HSBC has warned a “severe” coronavirus scenario could cost it as much as $11bn this year as it reported a sharp fall in quarterly profit due to the pandemic.
The banking giant saw earnings dip to $3.2bn for the January-March period, down 48% compared to the same period last year.
That was due to an extra $2.4bn charge for “expected credit losses” (ECLs) – a provision for loans going bad – mainly due to the impact of COVID-19 on the global economy.
HSBC also modelled a range of scenarios for including a worst case outlook.
“Our severe ECL scenario… could result in an ECL charge for 2020 in the range of $7bn to $11bn,” the bank said.
HSBC added that it was looking to cut day-to-day costs amid the crisis but is pausing “the vast majority of redundancies” due under a major shake-up announced in February – which will see 35,000 jobs go – in order to “reduce the uncertainty” facing workers.
The bank said it had hiked its provision for loans going bad as the coronavirus took its toll on the economy, notably with knock-on effects for its customers in the oil and gas sector.
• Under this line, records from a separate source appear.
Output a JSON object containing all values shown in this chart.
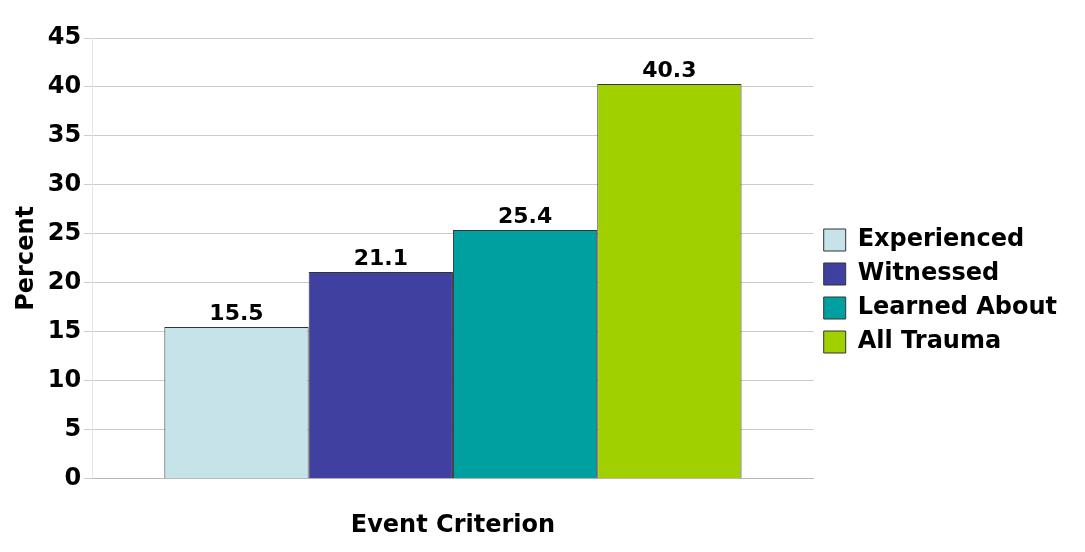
{
  "chart_data": {
    "type": "bar",
    "xlabel": "Event Criterion",
    "ylabel": "Percent",
    "categories": [
      null
    ],
    "series": [
      {
        "name": "Experienced",
        "color": "#c5e3e8",
        "values": [
          15.5
        ]
      },
      {
        "name": "Witnessed",
        "color": "#4040a0",
        "values": [
          21.1
        ]
      },
      {
        "name": "Learned About",
        "color": "#00a0a0",
        "values": [
          25.4
        ]
      },
      {
        "name": "All Trauma",
        "color": "#a0d000",
        "values": [
          40.3
        ]
      }
    ],
    "ylim": [
      0,
      45
    ],
    "yticks": [
      0,
      5,
      10,
      15,
      20,
      25,
      30,
      35,
      40,
      45
    ],
    "grid": "y",
    "legend": "right",
    "data_labels": true
  }
}
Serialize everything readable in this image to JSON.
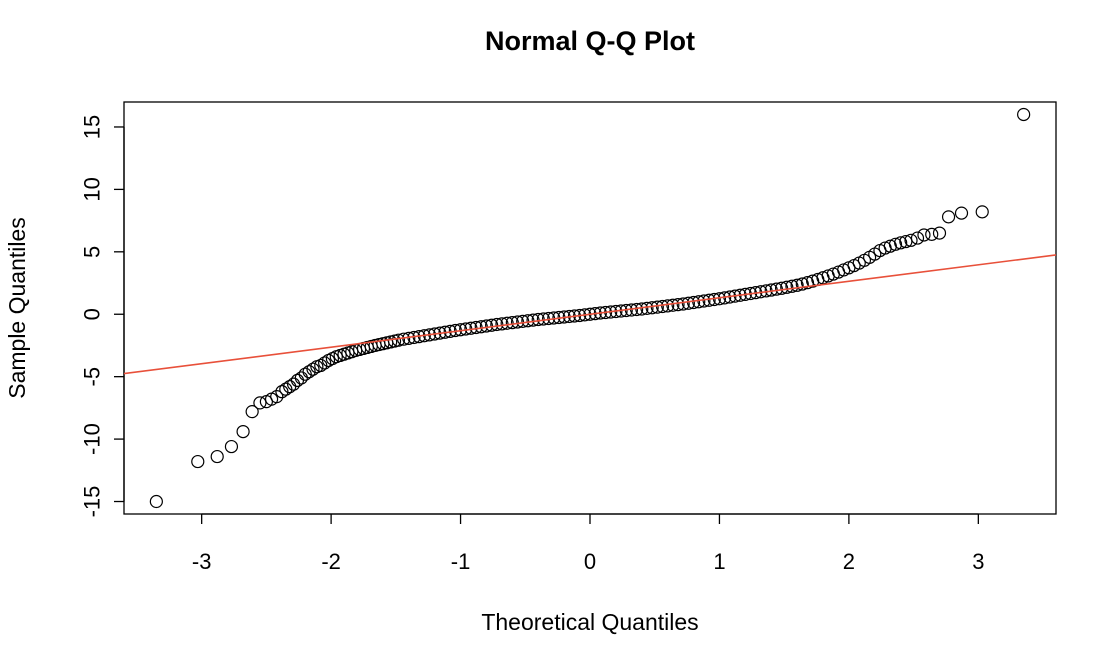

“The outlook for world economies in 2020 has substantially worsened in the past two months,” HSBC said.
Factors including lower customer activity, reduced interest rates – which make it harder for lenders to achieve profits – and more bad loans – including “fraudulent activity” – were among those set to squeeze the bank as a result of the crisis, it added.
The bank warned these were likely to result in “materially lower profitability in 2020”.